If you want real local-model inference, XRTM also supports `--provider local-llm` against a local OpenAI-compatible endpoint. Treat that as a secondary path after your first provider-free run; setup takes more time and hardware. Start from the advanced section in [docs/getting-started.md](docs/getting-started.md) and the [Operator Runbook](docs/operator-runbook.md).

## Packages in the ecosystem

The top-level `xrtm` package is the product shell for the event-forecasting
system.

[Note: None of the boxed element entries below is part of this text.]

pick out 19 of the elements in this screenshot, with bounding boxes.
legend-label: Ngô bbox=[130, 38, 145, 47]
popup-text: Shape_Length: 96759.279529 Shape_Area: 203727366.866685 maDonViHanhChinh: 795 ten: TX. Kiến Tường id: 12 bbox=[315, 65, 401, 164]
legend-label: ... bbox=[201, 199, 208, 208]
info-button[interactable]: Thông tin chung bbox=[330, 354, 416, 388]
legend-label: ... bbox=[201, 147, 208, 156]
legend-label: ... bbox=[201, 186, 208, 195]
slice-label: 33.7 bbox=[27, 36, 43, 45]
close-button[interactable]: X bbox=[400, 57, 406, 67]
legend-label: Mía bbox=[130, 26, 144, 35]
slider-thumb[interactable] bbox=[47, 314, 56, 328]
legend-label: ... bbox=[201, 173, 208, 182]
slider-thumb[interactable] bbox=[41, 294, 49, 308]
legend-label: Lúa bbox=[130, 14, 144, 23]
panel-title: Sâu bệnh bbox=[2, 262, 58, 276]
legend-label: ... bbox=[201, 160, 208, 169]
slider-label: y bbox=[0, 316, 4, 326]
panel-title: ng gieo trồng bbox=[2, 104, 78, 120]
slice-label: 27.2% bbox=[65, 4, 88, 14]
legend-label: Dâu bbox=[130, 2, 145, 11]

It installs and coordinates these underlying packages:

| Package | Badge | Role |
| :--- | :--- | :--- |
| **xrtm-forecast** | [![PyPI](https://img.shields.io/pypi/v/xrtm-forecast?style=flat-square)](https://pypi.org/project/xrtm-forecast/) | Forecast generation and inference orchestration |
| **xrtm-data** | [![PyPI](https://img.shields.io/pypi/v/xrtm-data?style=flat-square)](https://pypi.org/project/xrtm-data/) | Data access and bundled corpus/snapshot support |
| **xrtm-eval** | [![PyPI](https://img.shields.io/pypi/v/xrtm-eval?style=flat-square)](https://pypi.org/project/xrtm-eval/) | Evaluation metrics, scoring, and calibration tooling |
| **xrtm-train** | [![PyPI](https://img.shields.io/pypi/v/xrtm-train?style=flat-square)](https://pypi.org/project/xrtm-train/) | Training and optimization pipeline components |

Maintainers should use the governance repo's [Cross-Repository Compatibility and Coordination Policy](https://github.com/xrtm-org/governance/blob/main/policies/cross-repo-compatibility-policy.md) and [Release Readiness Policy](https://github.com/xrtm-org/governance/blob/main/policies/release-readiness-policy.md) for coordinated changes across `data`, `forecast`, `xrtm`, and `xrtm.org`. The release-gated command contract lives in `docs/release-command-contract.json`; update it only after the matching published package release exists and the released-stack smoke has passed against that version.

## Documentation

- [Getting Started Guide](docs/getting-started.md)
- [Operator Runbook](docs/operator-runbook.md)
- [Team Workflows](docs/team-workflows.md)
- [Next-release feature track](docs/next-release-feature-track.md)
- [Contributing guide](CONTRIBUTING.md)
- [Python API Reference](docs/python-api-reference.md)
- [Integration Examples](examples/integration/)
- Full documentation: [xrtm.org](https://xrtm.org)

## License

Apache 2.0 — see [LICENSE](LICENSE) for details.